A statewide movement to get high school sports up and running found its way to Tehachapi on Friday, as parents and athletes continued efforts to salvage some type of athletic season in the 2020-21 school year.

A group calling itself Let Them Play CA organized rallies up and down California on Friday, with hopes of kick-starting a return to competition. According to the group’s Facebook page, 138 such rallies were held throughout the state.

While there didn’t appear to be any such rallies held in Bakersfield on Friday, the one in Tehachapi featured roughly 30 spectators convening in the parking lot outside the high school football stadium.

Gathering for roughly an hour, attendees — most of whom were not wearing masks — brought hand-made signs, asking passing spectators, both in cars and trains, to honk in support. Though small, event organizers hoped Friday’s demonstration would prove to be a valuable first step toward their ultimate goal.

“The bigger picture is getting the CIF’s attention with all of the communities participating,” said Emily Van Andel, who organized the Tehachapi rally. “Our end goal would be to get our kids back on the field and in the gyms. I don’t know how successful we can be, but it’s a start.”

Currently, California is one of six states that has not set a start date for a return to competition.

On Tuesday, the CIF released an updated, though mostly unchanged set of guidelines indicating which sports counties could conduct based on their COVID tier.

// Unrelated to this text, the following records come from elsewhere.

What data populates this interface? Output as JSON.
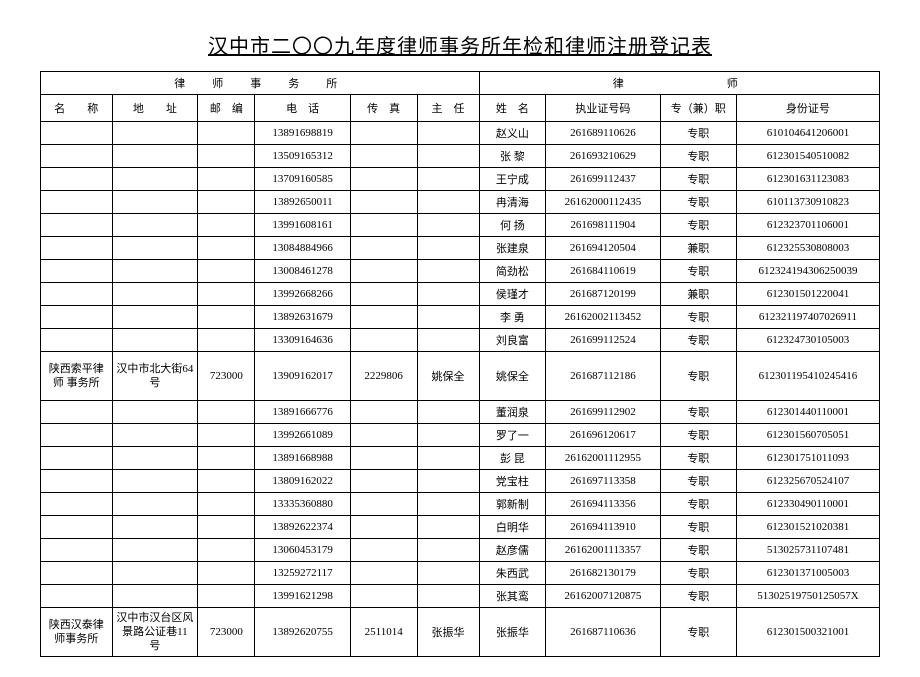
{
  "title": "汉中市二〇〇九年度律师事务所年检和律师注册登记表",
  "group_headers": {
    "left": "律　师　事　务　所",
    "right": "律　　　　　师"
  },
  "columns": {
    "name": "名　　称",
    "addr": "地　　址",
    "zip": "邮　编",
    "tel": "电　话",
    "fax": "传　真",
    "director": "主　任",
    "lname": "姓　名",
    "license": "执业证号码",
    "job": "专（兼）职",
    "id": "身份证号"
  },
  "rows": [
    {
      "name": "",
      "addr": "",
      "zip": "",
      "tel": "13891698819",
      "fax": "",
      "director": "",
      "lname": "赵义山",
      "license": "261689110626",
      "job": "专职",
      "id": "610104641206001"
    },
    {
      "name": "",
      "addr": "",
      "zip": "",
      "tel": "13509165312",
      "fax": "",
      "director": "",
      "lname": "张 黎",
      "license": "261693210629",
      "job": "专职",
      "id": "612301540510082"
    },
    {
      "name": "",
      "addr": "",
      "zip": "",
      "tel": "13709160585",
      "fax": "",
      "director": "",
      "lname": "王宁成",
      "license": "261699112437",
      "job": "专职",
      "id": "612301631123083"
    },
    {
      "name": "",
      "addr": "",
      "zip": "",
      "tel": "13892650011",
      "fax": "",
      "director": "",
      "lname": "冉清海",
      "license": "26162000112435",
      "job": "专职",
      "id": "610113730910823"
    },
    {
      "name": "",
      "addr": "",
      "zip": "",
      "tel": "13991608161",
      "fax": "",
      "director": "",
      "lname": "何 扬",
      "license": "261698111904",
      "job": "专职",
      "id": "612323701106001"
    },
    {
      "name": "",
      "addr": "",
      "zip": "",
      "tel": "13084884966",
      "fax": "",
      "director": "",
      "lname": "张建泉",
      "license": "261694120504",
      "job": "兼职",
      "id": "612325530808003"
    },
    {
      "name": "",
      "addr": "",
      "zip": "",
      "tel": "13008461278",
      "fax": "",
      "director": "",
      "lname": "简劲松",
      "license": "261684110619",
      "job": "专职",
      "id": "612324194306250039"
    },
    {
      "name": "",
      "addr": "",
      "zip": "",
      "tel": "13992668266",
      "fax": "",
      "director": "",
      "lname": "侯瑾才",
      "license": "261687120199",
      "job": "兼职",
      "id": "612301501220041"
    },
    {
      "name": "",
      "addr": "",
      "zip": "",
      "tel": "13892631679",
      "fax": "",
      "director": "",
      "lname": "李 勇",
      "license": "26162002113452",
      "job": "专职",
      "id": "612321197407026911"
    },
    {
      "name": "",
      "addr": "",
      "zip": "",
      "tel": "13309164636",
      "fax": "",
      "director": "",
      "lname": "刘良富",
      "license": "261699112524",
      "job": "专职",
      "id": "612324730105003"
    },
    {
      "name": "陕西索平律师\n事务所",
      "addr": "汉中市北大街64 号",
      "zip": "723000",
      "tel": "13909162017",
      "fax": "2229806",
      "director": "姚保全",
      "lname": "姚保全",
      "license": "261687112186",
      "job": "专职",
      "id": "612301195410245416"
    },
    {
      "name": "",
      "addr": "",
      "zip": "",
      "tel": "13891666776",
      "fax": "",
      "director": "",
      "lname": "董润泉",
      "license": "261699112902",
      "job": "专职",
      "id": "612301440110001"
    },
    {
      "name": "",
      "addr": "",
      "zip": "",
      "tel": "13992661089",
      "fax": "",
      "director": "",
      "lname": "罗了一",
      "license": "261696120617",
      "job": "专职",
      "id": "612301560705051"
    },
    {
      "name": "",
      "addr": "",
      "zip": "",
      "tel": "13891668988",
      "fax": "",
      "director": "",
      "lname": "彭 昆",
      "license": "26162001112955",
      "job": "专职",
      "id": "612301751011093"
    },
    {
      "name": "",
      "addr": "",
      "zip": "",
      "tel": "13809162022",
      "fax": "",
      "director": "",
      "lname": "党宝柱",
      "license": "261697113358",
      "job": "专职",
      "id": "612325670524107"
    },
    {
      "name": "",
      "addr": "",
      "zip": "",
      "tel": "13335360880",
      "fax": "",
      "director": "",
      "lname": "郭新制",
      "license": "261694113356",
      "job": "专职",
      "id": "612330490110001"
    },
    {
      "name": "",
      "addr": "",
      "zip": "",
      "tel": "13892622374",
      "fax": "",
      "director": "",
      "lname": "白明华",
      "license": "261694113910",
      "job": "专职",
      "id": "612301521020381"
    },
    {
      "name": "",
      "addr": "",
      "zip": "",
      "tel": "13060453179",
      "fax": "",
      "director": "",
      "lname": "赵彦儒",
      "license": "26162001113357",
      "job": "专职",
      "id": "513025731107481"
    },
    {
      "name": "",
      "addr": "",
      "zip": "",
      "tel": "13259272117",
      "fax": "",
      "director": "",
      "lname": "朱西武",
      "license": "261682130179",
      "job": "专职",
      "id": "612301371005003"
    },
    {
      "name": "",
      "addr": "",
      "zip": "",
      "tel": "13991621298",
      "fax": "",
      "director": "",
      "lname": "张其鸾",
      "license": "26162007120875",
      "job": "专职",
      "id": "51302519750125057X"
    },
    {
      "name": "陕西汉泰律师事务所",
      "addr": "汉中市汉台区风景路公证巷11 号",
      "zip": "723000",
      "tel": "13892620755",
      "fax": "2511014",
      "director": "张振华",
      "lname": "张振华",
      "license": "261687110636",
      "job": "专职",
      "id": "612301500321001"
    }
  ]
}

Under current rules, Kern, which is in the most-restrictive Purple tier, would be allowed to host cross country, golf, swimming and diving, tennis and track and field.

Van Andel, whose son Mason is a senior on the Warrior football team, felt Friday’s turnout was OK. She said the school district sent out an email earlier in the week asking athletes not to participate, which she felt hurt the final numbers.

Athletes who did attend, like junior baseball and football player Steven Sills, said they’re feeling a mounting pressure as opportunities to achieve certain goals seem to be slipping away.

“I want to get a scholarship to play baseball, but I can’t do that with no sports in high schools being played,” he said. “I wanted to make a statement for everyone.”

Others in the community expressed a belief that schools could find a clear and safe path back to the playing fields and courts.

Joan Pogon-Cord coached numerous sports in a four-decade career at Tehachapi High School, where she worked from 1972-2011. With delays having lasted nearly a year at this point, she believes many kids are missing the essential structure that athletics provide.

Pogon-Cord, who was one of the few attendees to wear a mask at Friday’s rally, said it’s critical for sports to start up again, even if teams have to make a few concessions in their return to action.

“I think they could hold the season if they just allow the kids on the court with their coaches and no spectators,” Pogon-Cord said. “If they need to wear masks, they can. Sports are very important for the kids. It’s an outlet for them so they can stay out of trouble.

“I think it’s critical just for the kids’ development. They need something other than being home. It gives them direction, it gives them something solid.”